The cost of PQC in EAP-TLS is bandwidth, not compute. ML-KEM adds only microseconds per handshake, but it adds bytes on the wire — about 2 KB for ML-KEM-768 and 3 KB for ML-KEM-1024. The larger factor arrives with PQC certificates. Once identities move to ML-DSA signatures, those signatures run 3 to 5 KB, roughly 30 to 70 times an ECDSA signature, which inflates the Certificate and CertificateVerify messages. Over 802.1X this can push the EAP-TLS exchange past a single frame and trigger fragmentation and extra round trips. Test handshake completion on access ports with realistic certificate chains, not just key exchange. The data plane is unaffected, since MACsec continues to encrypt frames with AES at line rate.

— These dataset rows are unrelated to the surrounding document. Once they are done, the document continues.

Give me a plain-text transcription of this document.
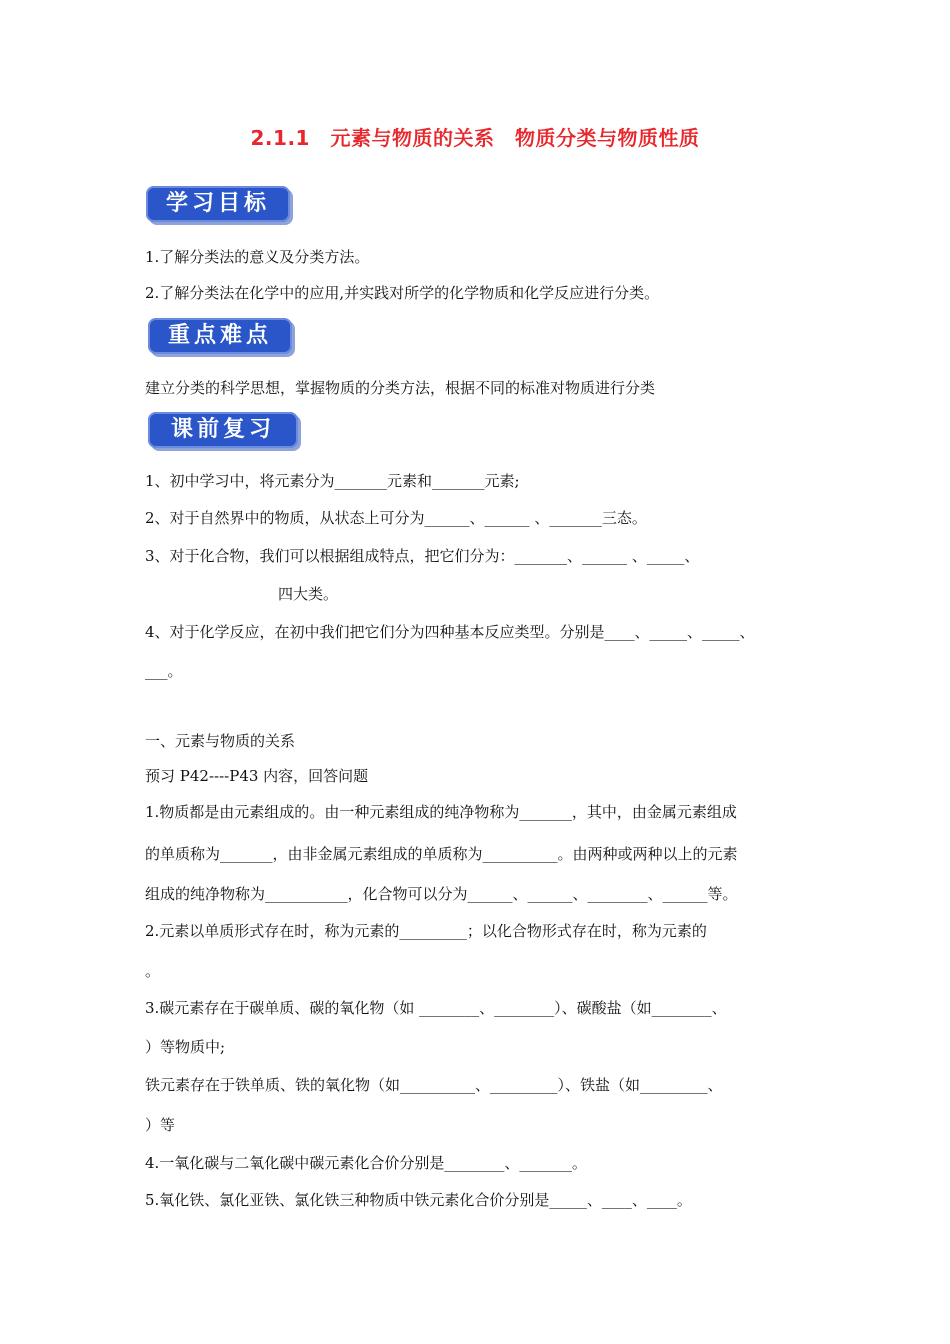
2.1.1　元素与物质的关系　物质分类与物质性质
学习目标
1.了解分类法的意义及分类方法。
2.了解分类法在化学中的应用,并实践对所学的化学物质和化学反应进行分类。
重点难点
建立分类的科学思想，掌握物质的分类方法，根据不同的标准对物质进行分类
课前复习
1、初中学习中，将元素分为_______元素和_______元素;
2、对于自然界中的物质，从状态上可分为______、______ 、_______三态。
3、对于化合物，我们可以根据组成特点，把它们分为：_______、______ 、_____、
四大类。
4、对于化学反应，在初中我们把它们分为四种基本反应类型。分别是____、_____、_____、
___。
一、元素与物质的关系
预习 P42----P43 内容，回答问题
1.物质都是由元素组成的。由一种元素组成的纯净物称为_______，其中，由金属元素组成
的单质称为_______，由非金属元素组成的单质称为__________。由两种或两种以上的元素
组成的纯净物称为___________，化合物可以分为______、______、________、______等。
2.元素以单质形式存在时，称为元素的_________；以化合物形式存在时，称为元素的
。
3.碳元素存在于碳单质、碳的氧化物（如 ________、________）、碳酸盐（如________、
）等物质中;
铁元素存在于铁单质、铁的氧化物（如__________、_________）、铁盐（如_________、
）等
4.一氧化碳与二氧化碳中碳元素化合价分别是________、_______。
5.氧化铁、氯化亚铁、氯化铁三种物质中铁元素化合价分别是_____、____、____。
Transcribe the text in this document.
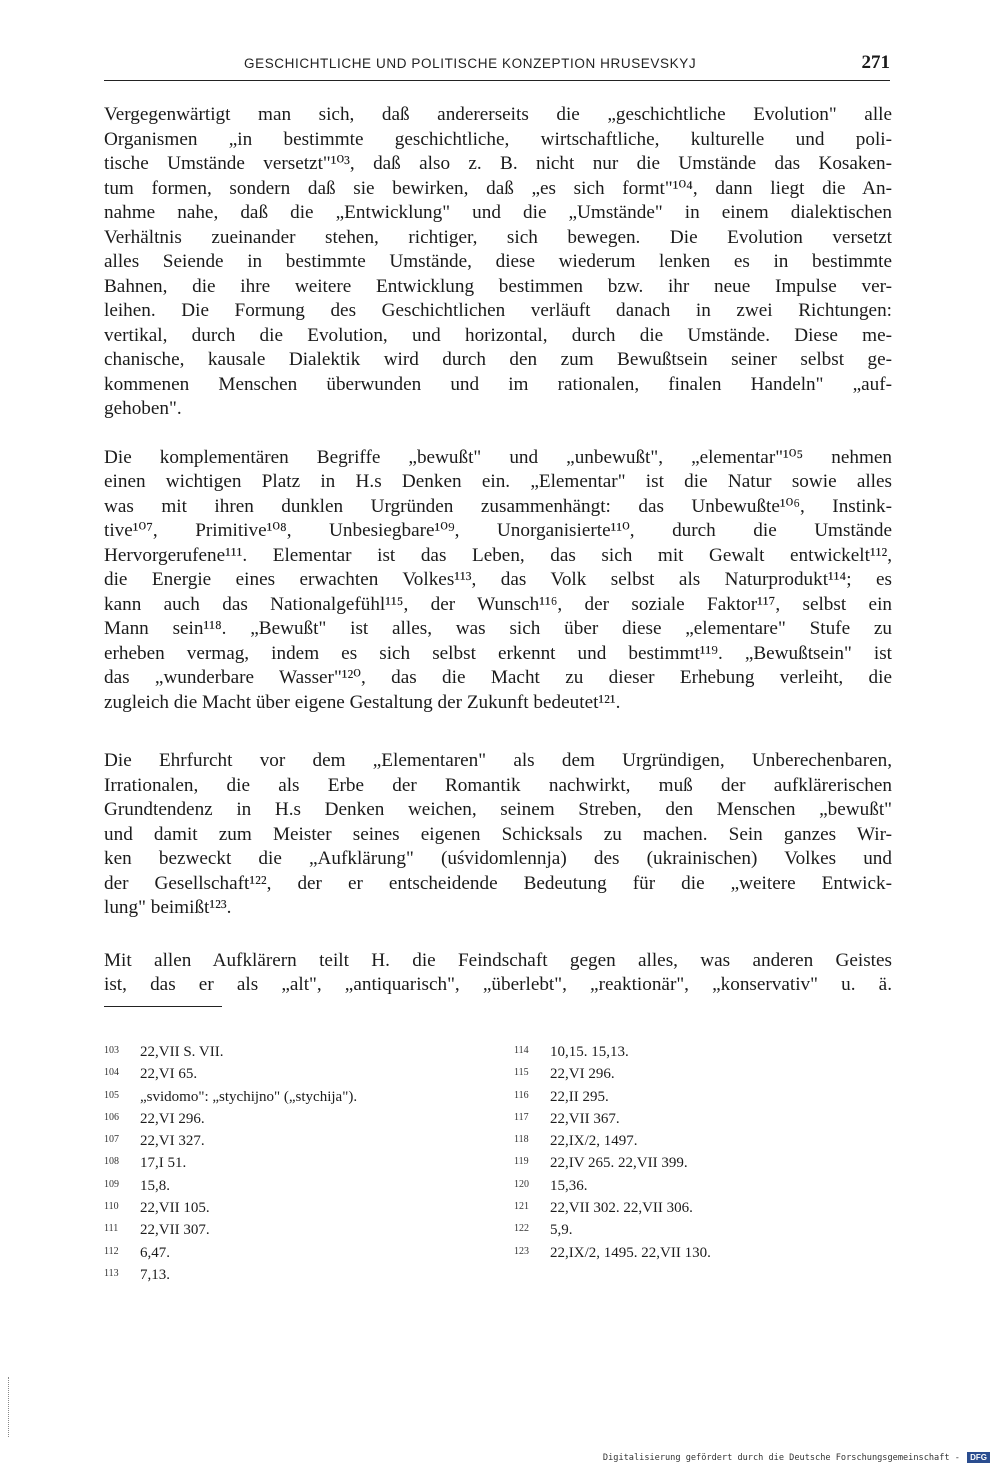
GESCHICHTLICHE UND POLITISCHE KONZEPTION HRUSEVSKYJ	271

Vergegenwärtigt man sich, daß andererseits die „geschichtliche Evolution" alle
Organismen „in bestimmte geschichtliche, wirtschaftliche, kulturelle und poli-
tische Umstände versetzt"¹⁰³, daß also z. B. nicht nur die Umstände das Kosaken-
tum formen, sondern daß sie bewirken, daß „es sich formt"¹⁰⁴, dann liegt die An-
nahme nahe, daß die „Entwicklung" und die „Umstände" in einem dialektischen
Verhältnis zueinander stehen, richtiger, sich bewegen. Die Evolution versetzt
alles Seiende in bestimmte Umstände, diese wiederum lenken es in bestimmte
Bahnen, die ihre weitere Entwicklung bestimmen bzw. ihr neue Impulse ver-
leihen. Die Formung des Geschichtlichen verläuft danach in zwei Richtungen:
vertikal, durch die Evolution, und horizontal, durch die Umstände. Diese me-
chanische, kausale Dialektik wird durch den zum Bewußtsein seiner selbst ge-
kommenen Menschen überwunden und im rationalen, finalen Handeln" „auf-
gehoben".

Die komplementären Begriffe „bewußt" und „unbewußt", „elementar"¹⁰⁵ nehmen
einen wichtigen Platz in H.s Denken ein. „Elementar" ist die Natur sowie alles
was mit ihren dunklen Urgründen zusammenhängt: das Unbewußte¹⁰⁶, Instink-
tive¹⁰⁷, Primitive¹⁰⁸, Unbesiegbare¹⁰⁹, Unorganisierte¹¹⁰, durch die Umstände
Hervorgerufene¹¹¹. Elementar ist das Leben, das sich mit Gewalt entwickelt¹¹²,
die Energie eines erwachten Volkes¹¹³, das Volk selbst als Naturprodukt¹¹⁴; es
kann auch das Nationalgefühl¹¹⁵, der Wunsch¹¹⁶, der soziale Faktor¹¹⁷, selbst ein
Mann sein¹¹⁸. „Bewußt" ist alles, was sich über diese „elementare" Stufe zu
erheben vermag, indem es sich selbst erkennt und bestimmt¹¹⁹. „Bewußtsein" ist
das „wunderbare Wasser"¹²⁰, das die Macht zu dieser Erhebung verleiht, die
zugleich die Macht über eigene Gestaltung der Zukunft bedeutet¹²¹.

Die Ehrfurcht vor dem „Elementaren" als dem Urgründigen, Unberechenbaren,
Irrationalen, die als Erbe der Romantik nachwirkt, muß der aufklärerischen
Grundtendenz in H.s Denken weichen, seinem Streben, den Menschen „bewußt"
und damit zum Meister seines eigenen Schicksals zu machen. Sein ganzes Wir-
ken bezweckt die „Aufklärung" (uśvidomlennja) des (ukrainischen) Volkes und
der Gesellschaft¹²², der er entscheidende Bedeutung für die „weitere Entwick-
lung" beimißt¹²³.

Mit allen Aufklärern teilt H. die Feindschaft gegen alles, was anderen Geistes
ist, das er als „alt", „antiquarisch", „überlebt", „reaktionär", „konservativ" u. ä.

103 22,VII S. VII.
104 22,VI 65.
105 „svidomo": „stychijno" („stychija").
106 22,VI 296.
107 22,VI 327.
108 17,I 51.
109 15,8.
110 22,VII 105.
111 22,VII 307.
112 6,47.
113 7,13.
114 10,15. 15,13.
115 22,VI 296.
116 22,II 295.
117 22,VII 367.
118 22,IX/2, 1497.
119 22,IV 265. 22,VII 399.
120 15,36.
121 22,VII 302. 22,VII 306.
122 5,9.
123 22,IX/2, 1495. 22,VII 130.
Digitalisierung gefördert durch die Deutsche Forschungsgemeinschaft - DFG
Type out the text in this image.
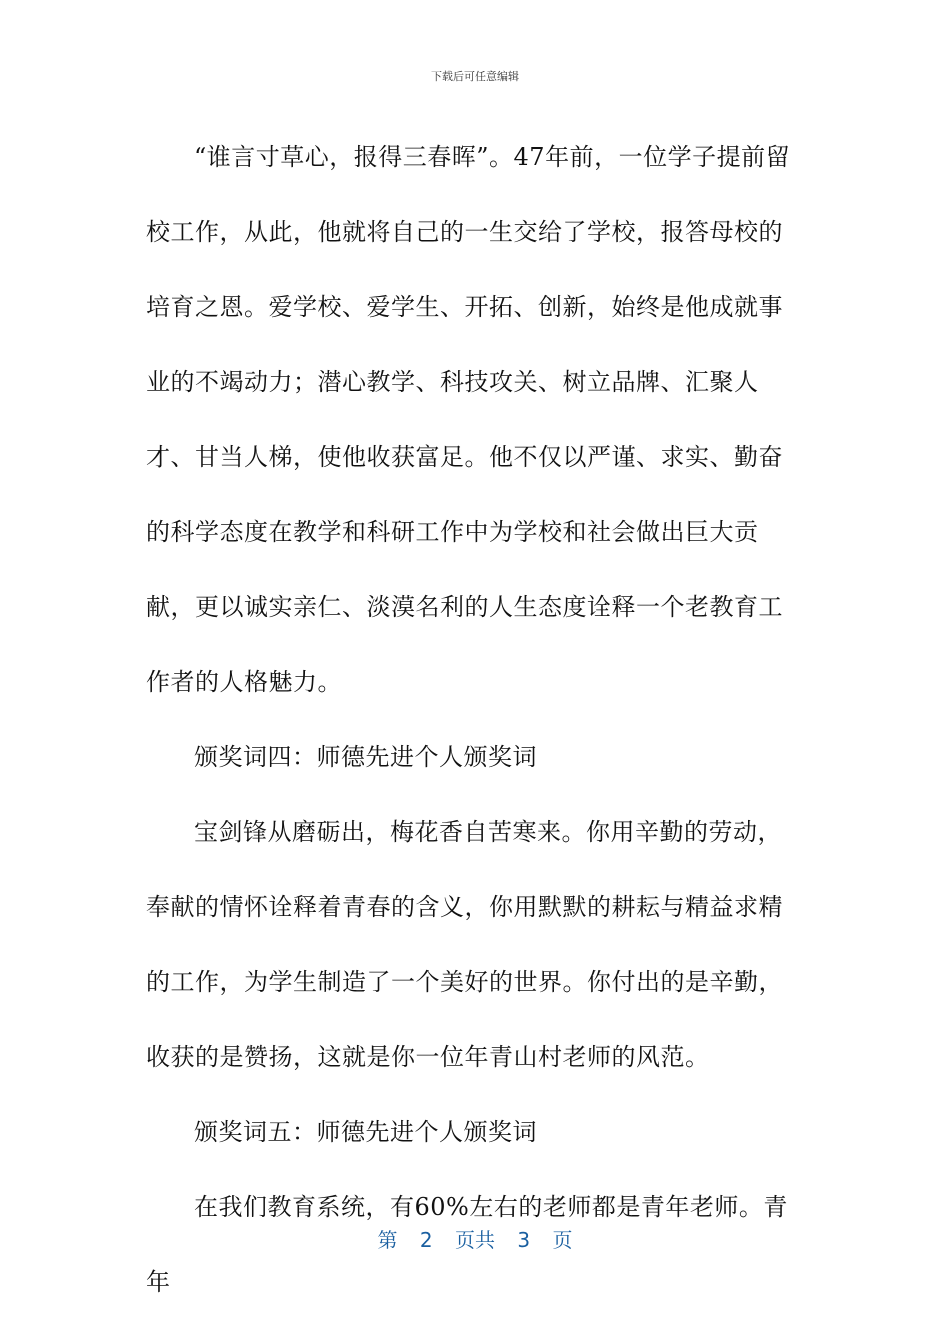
下载后可任意编辑

“谁言寸草心，报得三春晖”。47年前，一位学子提前留校工作，从此，他就将自己的一生交给了学校，报答母校的培育之恩。爱学校、爱学生、开拓、创新，始终是他成就事业的不竭动力；潜心教学、科技攻关、树立品牌、汇聚人才、甘当人梯，使他收获富足。他不仅以严谨、求实、勤奋的科学态度在教学和科研工作中为学校和社会做出巨大贡献，更以诚实亲仁、淡漠名利的人生态度诠释一个老教育工作者的人格魅力。

颁奖词四：师德先进个人颁奖词

宝剑锋从磨砺出，梅花香自苦寒来。你用辛勤的劳动，奉献的情怀诠释着青春的含义，你用默默的耕耘与精益求精的工作，为学生制造了一个美好的世界。你付出的是辛勤，收获的是赞扬，这就是你一位年青山村老师的风范。

颁奖词五：师德先进个人颁奖词

在我们教育系统，有60%左右的老师都是青年老师。青年

第 2 页共 3 页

What this means for your organization

Upgrading to PQC does not require replacing or reconfiguring your MACsec data plane. The work is in the authentication and key exchange layer: primarily the RADIUS infrastructure, endpoint supplicants and PKI. Not the switching hardware. If your switches support TLS 1.3 and your RADIUS and CA infrastructure can be updated, the path to PQC-Protected MACsec is a configuration and certificate management exercise, not a forklift upgrade.

The four PQC key types

Before defining maturity levels, it helps to understand the four distinct key types that exist in a PQC migration context. These apply across all PQC-Capable protocols, including MACsec via EAP-TLS 1.3, and give organizations a common language for assessing their current state and defining a migration target.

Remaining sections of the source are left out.